Thanks. Here's another article I found. Although this was a really small sample size, it seems that men and women might differ somewhat in their uric acid levels associated with MS attacks.

• Serum uric acid levels in optic neuritis
  Mult Scler. 2004 Jun;10(3):278-80.
  
  Uric acid, an antioxidant, is reduced in multiple sclerosis (MS). Patients with gout have a reduced incidence of MS. Optic neuritis (ON), often the first manifestation of MS, is not known to be associated with reduced uric acid. Patients with recent onset of ON were investigated to determine whether uric acid levels were reduced at presentation. Twenty-one patients with ON were included, 17 females and 4 males. The mean (SD) serum uric acid in the ON female group was 184.4 (±55.1) mmol/L (range, 116- 309 mmol/L), whilst in the control group it was 235.2 (±50.2) mmol/L (range, 172- 381 mmol/L). The difference was statistically significant (x2 = 8.93, P = 0.003). In the small male cohort, mean (SD) serum uric acid was 305 (±52.1) mmol/L, whilst in the control group it was 328 (±80.4) mmol/L. These differences were not statistically significant. Reduced antioxidant reserve is possibly an early patho genic mechanism in inflammatory demyelination, and raises the possibility that low uric acid levels could be an indicator of disease activity.

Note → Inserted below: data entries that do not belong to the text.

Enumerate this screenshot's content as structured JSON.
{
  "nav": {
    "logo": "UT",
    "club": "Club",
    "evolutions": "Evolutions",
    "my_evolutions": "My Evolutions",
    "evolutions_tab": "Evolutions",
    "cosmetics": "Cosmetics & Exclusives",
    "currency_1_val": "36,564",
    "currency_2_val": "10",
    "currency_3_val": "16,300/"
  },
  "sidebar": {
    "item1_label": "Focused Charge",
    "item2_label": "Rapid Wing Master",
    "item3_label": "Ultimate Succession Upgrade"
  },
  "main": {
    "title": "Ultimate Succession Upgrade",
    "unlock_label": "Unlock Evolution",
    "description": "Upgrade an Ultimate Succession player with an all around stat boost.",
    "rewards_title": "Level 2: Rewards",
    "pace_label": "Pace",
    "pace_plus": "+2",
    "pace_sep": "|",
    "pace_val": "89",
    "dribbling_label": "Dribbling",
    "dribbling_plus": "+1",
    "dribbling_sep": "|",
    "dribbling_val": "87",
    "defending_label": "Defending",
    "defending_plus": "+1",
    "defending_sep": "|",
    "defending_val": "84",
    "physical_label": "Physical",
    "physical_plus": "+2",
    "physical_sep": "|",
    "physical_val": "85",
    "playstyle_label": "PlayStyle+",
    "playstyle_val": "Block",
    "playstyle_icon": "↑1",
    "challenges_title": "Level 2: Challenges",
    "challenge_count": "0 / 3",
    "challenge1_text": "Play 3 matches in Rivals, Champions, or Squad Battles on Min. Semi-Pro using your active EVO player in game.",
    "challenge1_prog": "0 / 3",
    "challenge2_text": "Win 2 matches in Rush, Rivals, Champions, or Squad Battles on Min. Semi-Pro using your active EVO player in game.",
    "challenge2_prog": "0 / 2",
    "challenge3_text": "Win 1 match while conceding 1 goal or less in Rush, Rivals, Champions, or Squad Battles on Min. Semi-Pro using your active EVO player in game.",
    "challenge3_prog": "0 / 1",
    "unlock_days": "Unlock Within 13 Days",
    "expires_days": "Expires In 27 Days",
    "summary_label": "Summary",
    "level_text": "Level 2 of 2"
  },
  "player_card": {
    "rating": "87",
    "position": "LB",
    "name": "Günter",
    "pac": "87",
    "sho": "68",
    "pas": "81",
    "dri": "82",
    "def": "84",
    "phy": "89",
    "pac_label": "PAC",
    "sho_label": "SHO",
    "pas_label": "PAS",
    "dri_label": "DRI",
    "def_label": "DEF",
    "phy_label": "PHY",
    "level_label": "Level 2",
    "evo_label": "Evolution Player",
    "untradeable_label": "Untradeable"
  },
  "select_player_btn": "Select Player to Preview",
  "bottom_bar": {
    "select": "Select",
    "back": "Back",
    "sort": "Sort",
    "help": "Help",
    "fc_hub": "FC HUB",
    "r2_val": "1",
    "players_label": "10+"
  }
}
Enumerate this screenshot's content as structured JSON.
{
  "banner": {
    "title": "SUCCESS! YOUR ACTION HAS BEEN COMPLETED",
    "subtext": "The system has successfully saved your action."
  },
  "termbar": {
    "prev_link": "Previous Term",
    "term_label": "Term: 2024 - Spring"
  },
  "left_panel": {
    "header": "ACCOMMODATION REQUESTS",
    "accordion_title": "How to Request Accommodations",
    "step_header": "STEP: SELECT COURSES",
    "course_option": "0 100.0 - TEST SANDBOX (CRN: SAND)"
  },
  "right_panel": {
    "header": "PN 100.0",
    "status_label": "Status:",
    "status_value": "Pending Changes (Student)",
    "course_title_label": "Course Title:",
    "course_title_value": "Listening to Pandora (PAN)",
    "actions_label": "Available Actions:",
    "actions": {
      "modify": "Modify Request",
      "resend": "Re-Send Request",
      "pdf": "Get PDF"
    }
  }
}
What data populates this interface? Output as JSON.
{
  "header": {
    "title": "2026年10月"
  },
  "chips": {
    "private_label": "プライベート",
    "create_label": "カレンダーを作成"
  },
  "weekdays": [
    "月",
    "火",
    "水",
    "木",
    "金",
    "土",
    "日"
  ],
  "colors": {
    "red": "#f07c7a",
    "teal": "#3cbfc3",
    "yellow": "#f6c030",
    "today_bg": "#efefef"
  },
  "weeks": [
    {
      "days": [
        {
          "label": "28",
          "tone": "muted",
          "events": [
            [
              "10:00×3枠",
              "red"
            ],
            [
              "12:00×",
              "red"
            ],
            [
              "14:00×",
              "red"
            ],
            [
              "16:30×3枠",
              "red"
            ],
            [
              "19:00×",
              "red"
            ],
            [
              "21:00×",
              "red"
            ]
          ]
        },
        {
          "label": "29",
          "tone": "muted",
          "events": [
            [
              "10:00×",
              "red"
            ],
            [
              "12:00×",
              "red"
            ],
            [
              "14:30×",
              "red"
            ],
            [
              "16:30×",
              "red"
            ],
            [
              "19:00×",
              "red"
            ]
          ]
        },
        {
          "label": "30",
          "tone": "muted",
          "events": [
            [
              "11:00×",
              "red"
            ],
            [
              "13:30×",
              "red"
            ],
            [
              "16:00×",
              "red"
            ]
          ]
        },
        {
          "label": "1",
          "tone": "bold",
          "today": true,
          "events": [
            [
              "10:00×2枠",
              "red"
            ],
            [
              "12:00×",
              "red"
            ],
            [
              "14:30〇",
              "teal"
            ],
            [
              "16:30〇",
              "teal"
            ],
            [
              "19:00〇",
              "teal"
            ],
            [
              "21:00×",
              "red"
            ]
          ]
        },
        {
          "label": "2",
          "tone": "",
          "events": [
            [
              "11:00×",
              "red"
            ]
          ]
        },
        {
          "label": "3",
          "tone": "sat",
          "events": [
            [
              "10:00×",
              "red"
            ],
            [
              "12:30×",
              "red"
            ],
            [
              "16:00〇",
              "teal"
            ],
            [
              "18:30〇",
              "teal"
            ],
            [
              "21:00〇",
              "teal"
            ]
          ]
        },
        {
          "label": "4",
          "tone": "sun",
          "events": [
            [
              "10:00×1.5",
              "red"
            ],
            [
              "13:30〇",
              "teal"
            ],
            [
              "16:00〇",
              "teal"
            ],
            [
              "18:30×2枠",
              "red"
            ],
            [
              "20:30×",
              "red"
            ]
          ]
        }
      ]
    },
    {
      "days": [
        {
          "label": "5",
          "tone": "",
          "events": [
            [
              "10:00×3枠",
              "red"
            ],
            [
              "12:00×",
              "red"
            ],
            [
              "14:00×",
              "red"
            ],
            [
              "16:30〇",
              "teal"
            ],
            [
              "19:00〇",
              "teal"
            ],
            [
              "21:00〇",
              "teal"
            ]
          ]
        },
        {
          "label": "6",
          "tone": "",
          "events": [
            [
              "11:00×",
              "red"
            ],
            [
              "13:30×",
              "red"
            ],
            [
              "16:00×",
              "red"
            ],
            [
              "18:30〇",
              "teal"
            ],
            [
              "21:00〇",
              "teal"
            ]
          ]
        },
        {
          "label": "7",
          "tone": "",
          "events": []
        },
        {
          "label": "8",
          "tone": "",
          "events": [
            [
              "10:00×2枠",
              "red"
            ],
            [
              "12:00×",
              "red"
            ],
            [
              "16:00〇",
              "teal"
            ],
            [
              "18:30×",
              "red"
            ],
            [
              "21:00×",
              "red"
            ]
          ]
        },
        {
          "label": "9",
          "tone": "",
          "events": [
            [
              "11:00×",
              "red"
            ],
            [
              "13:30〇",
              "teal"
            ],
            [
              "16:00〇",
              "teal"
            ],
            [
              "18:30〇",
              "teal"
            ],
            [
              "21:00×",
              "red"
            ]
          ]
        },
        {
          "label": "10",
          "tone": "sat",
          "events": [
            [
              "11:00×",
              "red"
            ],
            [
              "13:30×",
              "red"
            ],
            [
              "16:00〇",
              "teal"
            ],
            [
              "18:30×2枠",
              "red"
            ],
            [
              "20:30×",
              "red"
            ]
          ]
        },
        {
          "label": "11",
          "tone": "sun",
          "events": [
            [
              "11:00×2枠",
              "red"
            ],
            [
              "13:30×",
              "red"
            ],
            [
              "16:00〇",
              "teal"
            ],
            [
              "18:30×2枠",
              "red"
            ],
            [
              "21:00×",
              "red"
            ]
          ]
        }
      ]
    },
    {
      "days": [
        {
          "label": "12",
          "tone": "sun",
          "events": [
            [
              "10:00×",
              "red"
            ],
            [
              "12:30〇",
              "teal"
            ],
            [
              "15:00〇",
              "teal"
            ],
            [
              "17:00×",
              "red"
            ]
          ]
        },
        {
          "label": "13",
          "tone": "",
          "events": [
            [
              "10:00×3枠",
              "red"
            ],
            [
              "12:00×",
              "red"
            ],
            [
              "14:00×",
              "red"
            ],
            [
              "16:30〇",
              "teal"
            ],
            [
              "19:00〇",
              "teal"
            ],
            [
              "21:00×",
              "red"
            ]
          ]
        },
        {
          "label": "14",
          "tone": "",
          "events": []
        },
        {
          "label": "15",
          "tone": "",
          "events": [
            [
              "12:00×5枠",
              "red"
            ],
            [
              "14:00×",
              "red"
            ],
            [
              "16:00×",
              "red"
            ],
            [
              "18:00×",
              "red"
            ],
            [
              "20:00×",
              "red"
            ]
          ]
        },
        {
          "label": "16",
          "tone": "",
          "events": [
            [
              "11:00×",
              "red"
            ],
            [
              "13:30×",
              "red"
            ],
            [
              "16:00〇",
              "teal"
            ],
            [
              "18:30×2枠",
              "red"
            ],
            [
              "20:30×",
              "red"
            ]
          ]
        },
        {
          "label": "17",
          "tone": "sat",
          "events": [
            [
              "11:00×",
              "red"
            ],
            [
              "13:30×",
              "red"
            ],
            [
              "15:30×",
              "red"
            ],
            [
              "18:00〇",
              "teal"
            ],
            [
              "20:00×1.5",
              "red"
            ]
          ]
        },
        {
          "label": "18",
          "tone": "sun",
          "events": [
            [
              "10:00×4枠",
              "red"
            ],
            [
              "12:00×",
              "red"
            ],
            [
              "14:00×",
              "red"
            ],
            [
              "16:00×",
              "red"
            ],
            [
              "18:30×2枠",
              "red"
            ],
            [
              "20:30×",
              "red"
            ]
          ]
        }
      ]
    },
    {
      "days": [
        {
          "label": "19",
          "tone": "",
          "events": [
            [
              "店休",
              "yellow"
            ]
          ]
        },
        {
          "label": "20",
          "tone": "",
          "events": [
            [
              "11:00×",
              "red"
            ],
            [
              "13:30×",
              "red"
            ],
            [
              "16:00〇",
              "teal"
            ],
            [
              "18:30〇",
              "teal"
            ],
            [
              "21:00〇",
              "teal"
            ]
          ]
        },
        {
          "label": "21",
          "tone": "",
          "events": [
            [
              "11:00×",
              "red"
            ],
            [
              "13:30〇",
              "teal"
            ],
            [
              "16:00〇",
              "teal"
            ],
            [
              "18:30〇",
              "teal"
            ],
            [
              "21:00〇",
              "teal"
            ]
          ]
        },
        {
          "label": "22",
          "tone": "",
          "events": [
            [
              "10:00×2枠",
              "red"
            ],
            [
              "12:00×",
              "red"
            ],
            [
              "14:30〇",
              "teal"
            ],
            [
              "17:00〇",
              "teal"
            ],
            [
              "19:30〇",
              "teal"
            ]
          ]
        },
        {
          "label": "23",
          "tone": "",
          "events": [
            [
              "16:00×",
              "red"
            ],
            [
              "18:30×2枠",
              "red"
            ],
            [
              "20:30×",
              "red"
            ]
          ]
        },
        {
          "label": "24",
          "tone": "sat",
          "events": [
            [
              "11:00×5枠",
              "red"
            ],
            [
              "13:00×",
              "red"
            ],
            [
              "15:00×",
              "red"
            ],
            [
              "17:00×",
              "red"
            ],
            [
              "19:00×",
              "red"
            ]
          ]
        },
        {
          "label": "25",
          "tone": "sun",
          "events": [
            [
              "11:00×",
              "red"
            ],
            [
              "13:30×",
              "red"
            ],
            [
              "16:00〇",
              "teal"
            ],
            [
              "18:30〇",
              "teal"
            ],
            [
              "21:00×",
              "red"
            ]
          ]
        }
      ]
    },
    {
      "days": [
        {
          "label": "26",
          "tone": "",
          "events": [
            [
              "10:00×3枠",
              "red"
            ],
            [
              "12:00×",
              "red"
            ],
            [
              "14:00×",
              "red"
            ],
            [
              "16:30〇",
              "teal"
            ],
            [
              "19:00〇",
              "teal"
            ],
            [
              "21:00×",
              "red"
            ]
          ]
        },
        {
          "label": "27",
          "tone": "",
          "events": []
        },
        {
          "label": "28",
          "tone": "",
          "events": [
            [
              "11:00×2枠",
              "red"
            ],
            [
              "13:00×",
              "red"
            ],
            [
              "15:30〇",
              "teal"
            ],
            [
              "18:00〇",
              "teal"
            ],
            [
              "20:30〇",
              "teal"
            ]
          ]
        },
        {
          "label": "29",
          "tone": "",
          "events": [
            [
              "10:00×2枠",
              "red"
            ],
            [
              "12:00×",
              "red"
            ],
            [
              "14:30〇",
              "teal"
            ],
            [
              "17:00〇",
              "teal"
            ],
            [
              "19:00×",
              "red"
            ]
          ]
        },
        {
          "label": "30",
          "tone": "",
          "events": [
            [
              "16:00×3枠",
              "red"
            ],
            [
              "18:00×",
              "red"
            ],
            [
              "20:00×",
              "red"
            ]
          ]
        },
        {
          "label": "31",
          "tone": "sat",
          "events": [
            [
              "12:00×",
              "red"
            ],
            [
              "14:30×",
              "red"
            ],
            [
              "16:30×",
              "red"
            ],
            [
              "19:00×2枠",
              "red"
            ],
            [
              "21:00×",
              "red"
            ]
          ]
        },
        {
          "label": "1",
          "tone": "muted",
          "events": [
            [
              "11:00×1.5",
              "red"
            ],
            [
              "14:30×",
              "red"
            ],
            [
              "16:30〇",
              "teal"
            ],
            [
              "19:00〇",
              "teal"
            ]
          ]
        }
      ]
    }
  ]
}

Since optic neuropathies of other causes were not investigated, future research needs to determine whether low uric acid represents a unique feature of optic neuritis or is seen in other optic neuropathies.

NHE

hey there, yea i don't think the male sample size was big enough for them to draw conclusions about statistical significance, or lack thereof. but that doesn't mean there aren't differences between men and women. it would be interesting to see a nice 20 million patient study on that bad-boy hehehe

re 'let's start a lobby' - i agree, 2007 jimmylegs!